OBJECTIVE CONDITIONS- everything else (ex. Teacher, chalk board, school condition)

INTERACTION– the mutual adaption between the internal and objective conditions. This is the teacher’s role. They must negotiate this mutual adaptation while also taking into account what came before and what will come after.

Pg. 45 The trouble with traditional education was not that educators took upon themselves the responsibility for providing an environment. The trouble was that they did not consider the other factor in creating an experience; namely, the powers and purposes of those taught. It was assumed that a certain set of conditions was intrinsically desirable, apart from its ability to evoke a certain quality of response in individuals. This lack of mutual adaptation made the process of teaching and learning accidental.”

Curriculum construction is ALWAYS contextual.

Pg. 42 “The trouble with traditional education was not that it emphasized the external conditions that enter into the control of the experiences but that it paid so little attention to the internal factors which also decide what kind of experience is had.”

“If you are going to teach a kid to swim, put them in a swimming pool” –Dewey as the father of project based learning. 

Experiential Continuum 

Every experience should do something to prepare you for a later experience.

Pg. 35 “From this point of view, the principle of continuity of experience means that every experience both takes up something from those which have gone before and modifies in some way the quality of those which come after.”

Miseducative experience – an interaction that limits or shutdown the learning on the continuum.

Pg. 37 on specialization

“Moreover, every experience influences in some degree the objective conditions under which further experiences are had.
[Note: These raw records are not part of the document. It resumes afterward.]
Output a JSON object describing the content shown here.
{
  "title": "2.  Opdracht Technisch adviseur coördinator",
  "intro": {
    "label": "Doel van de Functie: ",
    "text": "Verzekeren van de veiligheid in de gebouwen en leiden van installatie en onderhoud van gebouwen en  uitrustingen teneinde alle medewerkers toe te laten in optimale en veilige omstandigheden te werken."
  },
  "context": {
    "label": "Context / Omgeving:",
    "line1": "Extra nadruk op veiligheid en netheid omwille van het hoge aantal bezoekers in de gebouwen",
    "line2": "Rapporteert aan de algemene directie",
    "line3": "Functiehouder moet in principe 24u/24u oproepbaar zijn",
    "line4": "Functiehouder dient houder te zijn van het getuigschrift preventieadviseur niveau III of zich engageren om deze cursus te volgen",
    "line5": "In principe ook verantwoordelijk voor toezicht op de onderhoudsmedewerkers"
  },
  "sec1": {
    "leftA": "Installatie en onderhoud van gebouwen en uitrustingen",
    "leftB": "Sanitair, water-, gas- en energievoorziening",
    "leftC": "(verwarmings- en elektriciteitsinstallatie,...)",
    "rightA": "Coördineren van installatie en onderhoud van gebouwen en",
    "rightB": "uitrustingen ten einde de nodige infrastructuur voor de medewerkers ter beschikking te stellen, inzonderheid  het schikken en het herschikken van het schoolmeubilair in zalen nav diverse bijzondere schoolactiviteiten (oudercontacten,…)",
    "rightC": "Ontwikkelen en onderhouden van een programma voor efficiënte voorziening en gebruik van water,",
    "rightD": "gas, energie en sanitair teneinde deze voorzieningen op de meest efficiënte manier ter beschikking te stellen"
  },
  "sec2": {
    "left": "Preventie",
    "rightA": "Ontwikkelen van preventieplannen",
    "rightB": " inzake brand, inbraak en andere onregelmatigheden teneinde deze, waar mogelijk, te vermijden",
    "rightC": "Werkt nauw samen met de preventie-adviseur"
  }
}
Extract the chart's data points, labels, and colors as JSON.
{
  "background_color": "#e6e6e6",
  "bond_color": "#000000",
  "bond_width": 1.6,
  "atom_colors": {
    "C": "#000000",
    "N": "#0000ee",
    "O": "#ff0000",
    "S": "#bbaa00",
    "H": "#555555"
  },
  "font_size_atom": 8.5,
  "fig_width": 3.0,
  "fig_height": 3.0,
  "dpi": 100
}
Agreeable experiences that want a student to learn more.”

Agreeableness vs. continuity of experience – these are the latitude and longitude of the continuum.
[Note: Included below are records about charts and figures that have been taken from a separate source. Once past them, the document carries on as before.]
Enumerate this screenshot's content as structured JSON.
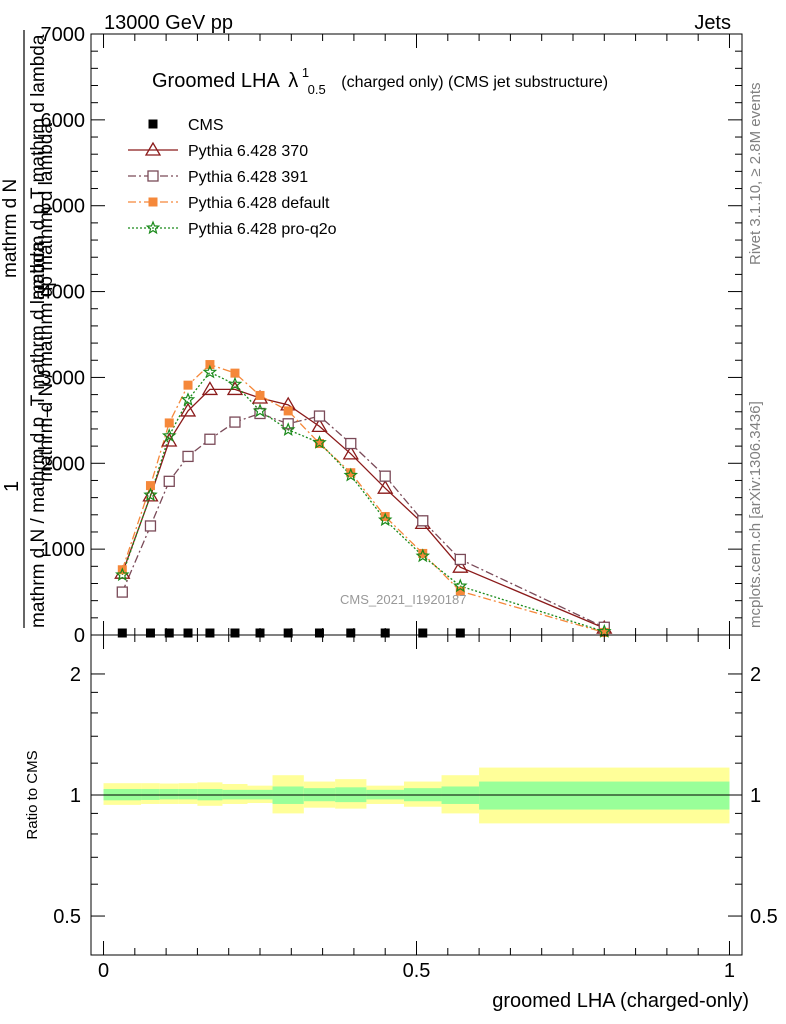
{
  "header": {
    "left": "13000 GeV pp",
    "right": "Jets"
  },
  "side": {
    "rivet": "Rivet 3.1.10, ≥ 2.8M events",
    "mcplots": "mcplots.cern.ch [arXiv:1306.3436]"
  },
  "chart_data": [
    {
      "type": "line",
      "title_main": "Groomed LHA",
      "title_lambda": "λ",
      "title_sup": "1",
      "title_sub": "0.5",
      "title_rest": "(charged only) (CMS jet substructure)",
      "watermark": "CMS_2021_I1920187",
      "ylabel_top": "1",
      "ylabel_num": "mathrm d N / mathrm d p_T mathrm d lambda",
      "ylabel_den": "mathrm d N / mathrm dp mathrm d lambda",
      "ylabel_left": "mathrm d N",
      "ylabel_frac": "mathrm d p T mathrm d lambda",
      "ylim": [
        0,
        7000
      ],
      "yticks": [
        {
          "v": 0,
          "label": "0"
        },
        {
          "v": 1000,
          "label": "1000"
        },
        {
          "v": 2000,
          "label": "2000"
        },
        {
          "v": 3000,
          "label": "3000"
        },
        {
          "v": 4000,
          "label": "4000"
        },
        {
          "v": 5000,
          "label": "5000"
        },
        {
          "v": 6000,
          "label": "6000"
        },
        {
          "v": 7000,
          "label": "7000"
        }
      ],
      "xlim": [
        -0.02,
        1.02
      ],
      "x": [
        0.03,
        0.075,
        0.105,
        0.135,
        0.17,
        0.21,
        0.25,
        0.295,
        0.345,
        0.395,
        0.45,
        0.51,
        0.57,
        0.8
      ],
      "series": [
        {
          "name": "CMS",
          "color": "#000000",
          "marker": "square-filled",
          "dash": "none",
          "values": [
            0,
            0,
            0,
            0,
            0,
            0,
            0,
            0,
            0,
            0,
            0,
            0,
            0,
            null
          ]
        },
        {
          "name": "Pythia 6.428 370",
          "color": "#8b1a1a",
          "marker": "triangle-open",
          "dash": "none",
          "values": [
            720,
            1620,
            2260,
            2610,
            2860,
            2860,
            2760,
            2680,
            2430,
            2110,
            1710,
            1300,
            790,
            80
          ]
        },
        {
          "name": "Pythia 6.428 391",
          "color": "#7a4a58",
          "marker": "square-open",
          "dash": "dashdot",
          "values": [
            500,
            1270,
            1790,
            2080,
            2280,
            2480,
            2580,
            2460,
            2550,
            2230,
            1850,
            1330,
            880,
            90
          ]
        },
        {
          "name": "Pythia 6.428 default",
          "color": "#f5883a",
          "marker": "square-filled",
          "dash": "dashdot",
          "values": [
            760,
            1740,
            2470,
            2910,
            3150,
            3050,
            2790,
            2610,
            2230,
            1890,
            1380,
            950,
            510,
            30
          ]
        },
        {
          "name": "Pythia 6.428 pro-q2o",
          "color": "#1a8a1a",
          "marker": "star",
          "dash": "dotted",
          "values": [
            700,
            1630,
            2320,
            2740,
            3060,
            2920,
            2610,
            2390,
            2240,
            1860,
            1340,
            920,
            570,
            40
          ]
        }
      ]
    },
    {
      "type": "area",
      "ylabel": "Ratio to CMS",
      "xlabel": "groomed LHA (charged-only)",
      "ylim": [
        0.4,
        2.5
      ],
      "log_y": true,
      "yticks": [
        {
          "v": 0.5,
          "label": "0.5"
        },
        {
          "v": 1,
          "label": "1"
        },
        {
          "v": 2,
          "label": "2"
        }
      ],
      "xticks": [
        {
          "v": 0,
          "label": "0"
        },
        {
          "v": 0.5,
          "label": "0.5"
        },
        {
          "v": 1,
          "label": "1"
        }
      ],
      "bins": [
        {
          "lo": 0.0,
          "hi": 0.06,
          "in_lo": 0.97,
          "in_hi": 1.035,
          "out_lo": 0.945,
          "out_hi": 1.07
        },
        {
          "lo": 0.06,
          "hi": 0.09,
          "in_lo": 0.972,
          "in_hi": 1.035,
          "out_lo": 0.95,
          "out_hi": 1.07
        },
        {
          "lo": 0.09,
          "hi": 0.12,
          "in_lo": 0.975,
          "in_hi": 1.035,
          "out_lo": 0.95,
          "out_hi": 1.068
        },
        {
          "lo": 0.12,
          "hi": 0.15,
          "in_lo": 0.975,
          "in_hi": 1.035,
          "out_lo": 0.95,
          "out_hi": 1.07
        },
        {
          "lo": 0.15,
          "hi": 0.19,
          "in_lo": 0.97,
          "in_hi": 1.035,
          "out_lo": 0.94,
          "out_hi": 1.075
        },
        {
          "lo": 0.19,
          "hi": 0.23,
          "in_lo": 0.975,
          "in_hi": 1.03,
          "out_lo": 0.95,
          "out_hi": 1.065
        },
        {
          "lo": 0.23,
          "hi": 0.27,
          "in_lo": 0.975,
          "in_hi": 1.03,
          "out_lo": 0.955,
          "out_hi": 1.055
        },
        {
          "lo": 0.27,
          "hi": 0.32,
          "in_lo": 0.95,
          "in_hi": 1.05,
          "out_lo": 0.9,
          "out_hi": 1.12
        },
        {
          "lo": 0.32,
          "hi": 0.37,
          "in_lo": 0.965,
          "in_hi": 1.04,
          "out_lo": 0.93,
          "out_hi": 1.08
        },
        {
          "lo": 0.37,
          "hi": 0.42,
          "in_lo": 0.96,
          "in_hi": 1.045,
          "out_lo": 0.925,
          "out_hi": 1.095
        },
        {
          "lo": 0.42,
          "hi": 0.48,
          "in_lo": 0.975,
          "in_hi": 1.03,
          "out_lo": 0.95,
          "out_hi": 1.055
        },
        {
          "lo": 0.48,
          "hi": 0.54,
          "in_lo": 0.965,
          "in_hi": 1.04,
          "out_lo": 0.935,
          "out_hi": 1.08
        },
        {
          "lo": 0.54,
          "hi": 0.6,
          "in_lo": 0.95,
          "in_hi": 1.05,
          "out_lo": 0.9,
          "out_hi": 1.12
        },
        {
          "lo": 0.6,
          "hi": 1.0,
          "in_lo": 0.92,
          "in_hi": 1.08,
          "out_lo": 0.85,
          "out_hi": 1.17
        }
      ],
      "band_inner_color": "#99ff99",
      "band_outer_color": "#ffff99"
    }
  ]
}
Pg. 46 if you learn something in isolation, you are impacting the experiential continuum “The principle of inteaction makes it clear that failure of adaptation of material to needs and capacities of individuals may cause an experience to be non-educative quite as much as failure of an individual to adapt himself to the material. . . . with … it is a mistake to suppose that acquisition of skills in reading and figuring will automatically constitute preparation or their right and effective use under conditions very unlike those in which they were acquired.”
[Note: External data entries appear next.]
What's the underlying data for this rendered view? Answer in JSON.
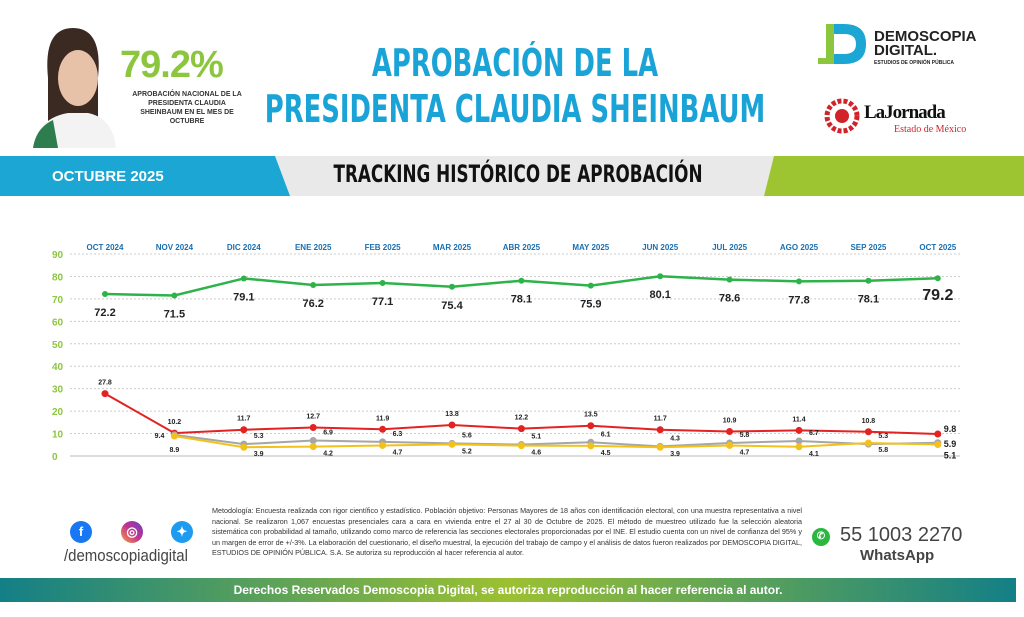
{
  "header": {
    "approval_pct": "79.2%",
    "approval_caption": "APROBACIÓN NACIONAL DE LA PRESIDENTA CLAUDIA SHEINBAUM EN EL MES DE OCTUBRE",
    "title_line1": "APROBACIÓN DE LA",
    "title_line2": "PRESIDENTA CLAUDIA SHEINBAUM",
    "logo1_name": "DEMOSCOPIA DIGITAL.",
    "logo1_sub": "ESTUDIOS DE OPINIÓN PÚBLICA",
    "logo2_name": "LaJornada",
    "logo2_sub": "Estado de México"
  },
  "band": {
    "month": "OCTUBRE 2025",
    "subtitle": "TRACKING HISTÓRICO DE APROBACIÓN"
  },
  "chart_data": {
    "type": "line",
    "categories": [
      "OCT 2024",
      "NOV 2024",
      "DIC 2024",
      "ENE 2025",
      "FEB 2025",
      "MAR 2025",
      "ABR 2025",
      "MAY 2025",
      "JUN 2025",
      "JUL 2025",
      "AGO 2025",
      "SEP 2025",
      "OCT 2025"
    ],
    "ylim": [
      0,
      90
    ],
    "yticks": [
      0,
      10,
      20,
      30,
      40,
      50,
      60,
      70,
      80,
      90
    ],
    "grid": true,
    "series": [
      {
        "color": "#2db34a",
        "values": [
          72.2,
          71.5,
          79.1,
          76.2,
          77.1,
          75.4,
          78.1,
          75.9,
          80.1,
          78.6,
          77.8,
          78.1,
          79.2
        ]
      },
      {
        "color": "#e32222",
        "values": [
          27.8,
          10.2,
          11.7,
          12.7,
          11.9,
          13.8,
          12.2,
          13.5,
          11.7,
          10.9,
          11.4,
          10.8,
          9.8
        ]
      },
      {
        "color": "#a6a6a6",
        "values": [
          null,
          9.4,
          5.3,
          6.9,
          6.3,
          5.6,
          5.1,
          6.1,
          4.3,
          5.8,
          6.7,
          5.3,
          5.9
        ]
      },
      {
        "color": "#f2c21b",
        "values": [
          null,
          8.9,
          3.9,
          4.2,
          4.7,
          5.2,
          4.6,
          4.5,
          3.9,
          4.7,
          4.1,
          5.8,
          5.1
        ]
      }
    ]
  },
  "footer": {
    "handle": "/demoscopiadigital",
    "methodology": "Metodología: Encuesta realizada con rigor científico y estadístico. Población objetivo: Personas Mayores de 18 años con identificación electoral, con una muestra representativa a nivel nacional. Se realizaron 1,067 encuestas presenciales cara a cara en vivienda entre el 27 al 30 de Octubre de 2025. El método de muestreo utilizado fue la selección aleatoria sistemática con probabilidad al tamaño, utilizando como marco de referencia las secciones electorales proporcionadas por el INE. El estudio cuenta con un nivel de confianza del 95% y un margen de error de +/-3%. La elaboración del cuestionario, el diseño muestral, la ejecución del trabajo de campo y el análisis de datos fueron realizados por DEMOSCOPIA DIGITAL, ESTUDIOS DE OPINIÓN PÚBLICA. S.A. Se autoriza su reproducción al hacer referencia al autor.",
    "phone": "55 1003 2270",
    "whatsapp": "WhatsApp",
    "rights": "Derechos Reservados Demoscopia Digital, se autoriza reproducción al hacer referencia al autor."
  },
  "colors": {
    "blue": "#1ba6d3",
    "green": "#9dc431",
    "approval": "#8cc63f"
  }
}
Experiences should be positive

Educator’s Role

Between teachers and learners in the environment.

The design of the learning environment can an either enable or disable growth. Pg. 40 “recognize in the concrete what surroundings are conducive to having experiences that lead to growth.”

You must set up conditions for transfer – not teaching lessons in isolation.

Pg. 39 Know individuals AS individuals….

(Denise’s favorite quote) “In this direction he must, if he is an educator, be able to judge what attitudes are actually conducive to continued growth and what are detrimental. He must, in addition, have that sympathetic understanding of individuals as individuals which gives him an idea of what is actually going on in the minds of those who are learning.

Later chapters: DISEQUILIBRIUM – educator needs to cause disequilibrium so that students seek to get on balanced. The residue left over from the experience of resolving disequilibrium is what sticks, learning that can be transferred to new environments. The residue is the product of the experience. This process spirals over and over and over.

-without disequilibrium, there is no itch to learn. You need this itch to want to learn or do something.

Other

“If you are going to teach a kid to swim, put them in a swimming pool”

Classroom as a model of a democratic working system.

Chapter 1: frames the politics of how to make progressivism palatable to as many people as possible.

To Dewey the sign of a mature learner can create their own problems and solve them.